The green shoots story is pegged on an inventory cycle. Production fell so sharply globally in late 2008 that it is now running below final sales.

That is allowing companies to liquidate excess inventories. As ratios of inventories to sales return to more normal levels, they are likely to increase output again – and employment should follow, with a lag.

Since the downswing of the inventory cycle was unusually brutal, the inventory-led element of the upswing could be quite vigorous too.

However, this is not a normal inventory-led business cycle. It combines a financial crisis with balance sheet adjustments in both the household and financial sectors.

Moreover, even the inventory cycle is unlikely to turn until there is some stabilisation in sales and final demand.

The Barack Obama fiscal stimulus will fill some of the gap left by contracting private demand. But with consumer spending still accounting for more than 70 per cent of the US economy, US consumption remains critical. In the last two quarters of 2008, the US consumer suddenly pulled back – with consumption falling at an annualised rate of roughly 4 per cent.

In January and February consumer spending suddenly appeared to stabilise, with retail sales up in both months. This raised hopes that consumer spending could be bottoming out – providing a firm foundation for an inventory-led turn in output.
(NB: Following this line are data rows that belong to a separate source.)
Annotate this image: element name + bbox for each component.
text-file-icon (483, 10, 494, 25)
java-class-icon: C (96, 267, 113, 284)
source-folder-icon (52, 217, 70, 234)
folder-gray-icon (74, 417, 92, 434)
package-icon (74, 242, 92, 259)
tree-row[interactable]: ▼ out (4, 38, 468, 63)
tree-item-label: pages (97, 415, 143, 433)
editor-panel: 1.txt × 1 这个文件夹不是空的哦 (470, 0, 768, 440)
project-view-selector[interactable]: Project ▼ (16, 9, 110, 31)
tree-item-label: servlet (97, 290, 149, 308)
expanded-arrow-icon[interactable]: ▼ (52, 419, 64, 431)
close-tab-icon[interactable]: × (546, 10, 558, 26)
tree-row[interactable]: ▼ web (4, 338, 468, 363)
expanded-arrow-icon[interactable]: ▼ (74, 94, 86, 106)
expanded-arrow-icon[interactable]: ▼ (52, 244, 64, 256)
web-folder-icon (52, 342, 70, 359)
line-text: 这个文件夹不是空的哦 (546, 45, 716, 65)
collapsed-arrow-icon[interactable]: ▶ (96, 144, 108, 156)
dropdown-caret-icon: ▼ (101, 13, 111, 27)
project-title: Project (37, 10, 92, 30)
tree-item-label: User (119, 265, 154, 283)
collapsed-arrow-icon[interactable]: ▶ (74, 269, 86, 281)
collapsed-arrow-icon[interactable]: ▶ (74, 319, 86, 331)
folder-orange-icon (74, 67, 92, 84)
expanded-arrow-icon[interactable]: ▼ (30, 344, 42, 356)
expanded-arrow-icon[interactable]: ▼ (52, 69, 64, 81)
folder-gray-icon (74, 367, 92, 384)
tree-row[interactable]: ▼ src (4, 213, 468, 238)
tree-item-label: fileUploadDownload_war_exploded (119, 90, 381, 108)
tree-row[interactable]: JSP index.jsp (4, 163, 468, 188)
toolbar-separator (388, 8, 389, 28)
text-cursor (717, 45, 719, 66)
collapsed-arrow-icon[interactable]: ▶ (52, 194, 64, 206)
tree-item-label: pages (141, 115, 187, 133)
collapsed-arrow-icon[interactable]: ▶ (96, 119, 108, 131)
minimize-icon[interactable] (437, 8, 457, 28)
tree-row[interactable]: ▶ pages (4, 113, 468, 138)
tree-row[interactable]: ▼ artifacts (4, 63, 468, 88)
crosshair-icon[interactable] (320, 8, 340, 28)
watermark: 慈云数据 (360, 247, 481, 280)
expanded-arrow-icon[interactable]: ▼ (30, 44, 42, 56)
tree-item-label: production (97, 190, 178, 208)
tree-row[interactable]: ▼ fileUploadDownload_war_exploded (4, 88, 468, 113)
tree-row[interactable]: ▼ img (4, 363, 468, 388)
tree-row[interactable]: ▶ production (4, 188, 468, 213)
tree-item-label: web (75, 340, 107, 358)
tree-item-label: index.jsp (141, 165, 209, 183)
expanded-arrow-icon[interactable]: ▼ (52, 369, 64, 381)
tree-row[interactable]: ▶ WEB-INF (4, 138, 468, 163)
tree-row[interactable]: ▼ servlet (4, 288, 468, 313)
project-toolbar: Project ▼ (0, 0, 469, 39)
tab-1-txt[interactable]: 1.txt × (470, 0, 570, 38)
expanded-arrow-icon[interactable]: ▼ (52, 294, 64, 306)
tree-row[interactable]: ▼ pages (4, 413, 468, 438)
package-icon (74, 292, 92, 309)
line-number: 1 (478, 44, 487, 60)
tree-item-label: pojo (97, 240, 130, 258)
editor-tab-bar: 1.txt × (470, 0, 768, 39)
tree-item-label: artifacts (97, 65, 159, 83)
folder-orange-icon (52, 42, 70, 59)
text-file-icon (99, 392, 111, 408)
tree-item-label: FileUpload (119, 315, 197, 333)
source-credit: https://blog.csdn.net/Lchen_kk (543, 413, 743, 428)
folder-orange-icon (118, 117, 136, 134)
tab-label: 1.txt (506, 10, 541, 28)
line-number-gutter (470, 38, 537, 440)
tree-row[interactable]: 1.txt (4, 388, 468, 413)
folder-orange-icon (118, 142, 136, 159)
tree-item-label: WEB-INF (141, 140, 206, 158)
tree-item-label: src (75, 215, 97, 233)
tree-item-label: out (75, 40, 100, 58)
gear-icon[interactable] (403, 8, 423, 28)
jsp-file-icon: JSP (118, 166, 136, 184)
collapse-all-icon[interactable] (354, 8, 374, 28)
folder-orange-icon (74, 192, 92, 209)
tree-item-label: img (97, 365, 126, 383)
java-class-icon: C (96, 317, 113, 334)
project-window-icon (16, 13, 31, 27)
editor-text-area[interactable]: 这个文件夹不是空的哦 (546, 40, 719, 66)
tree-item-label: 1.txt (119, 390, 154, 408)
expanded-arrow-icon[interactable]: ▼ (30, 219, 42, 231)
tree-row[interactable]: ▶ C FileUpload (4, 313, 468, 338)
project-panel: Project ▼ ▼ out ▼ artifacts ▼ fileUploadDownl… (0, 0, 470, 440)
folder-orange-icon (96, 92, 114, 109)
However, the 1.1 per cent fall in retail sales in March – with declines in almost every category – raises fresh doubts.

Not too much should be read into any one month's data. “We should look at the quarter as a whole,” said Steven Wietling, an economist at Citigroup. “Spending has been very weak but stabilising.”

Confidence has edged higher from rock-bottom levels. The household credit squeeze, while still intense, may not be getting tighter. Spending on cars may be artificially depressed. Mortgage rates at multi-decade lows are allowing households to refinance debts at lower rates.

However, consumption could still fall further. The economy is losing more than 600,000 jobs a month. Total hours worked are falling sharply and resilient wage growth could also weaken, resulting in ongoing declines in labour income.

The boost to consumers from lower energy prices and early tax rebates is fading, though stimulus tax cuts and other government transfers will provide non- labour income.

Moreover, the US household savings rate is still only just above 4 per cent. That is up from about zero. But it is likely to move higher, given the destruction of household wealth and high debt levels.

From mid-2007 to the end of 2008, US household wealth fell by $12,885bn. Since then it has probably fallen further.

A gradual drift up in the savings rate – particularly one accommodated within rising incomes – is perfectly consistent with stable or slowly rising consumption.

But if the savings rate rises quickly when incomes are not growing, all bets are off. Even in a less extreme case, multi-year fiscal stimulus may be required to underpin recovery.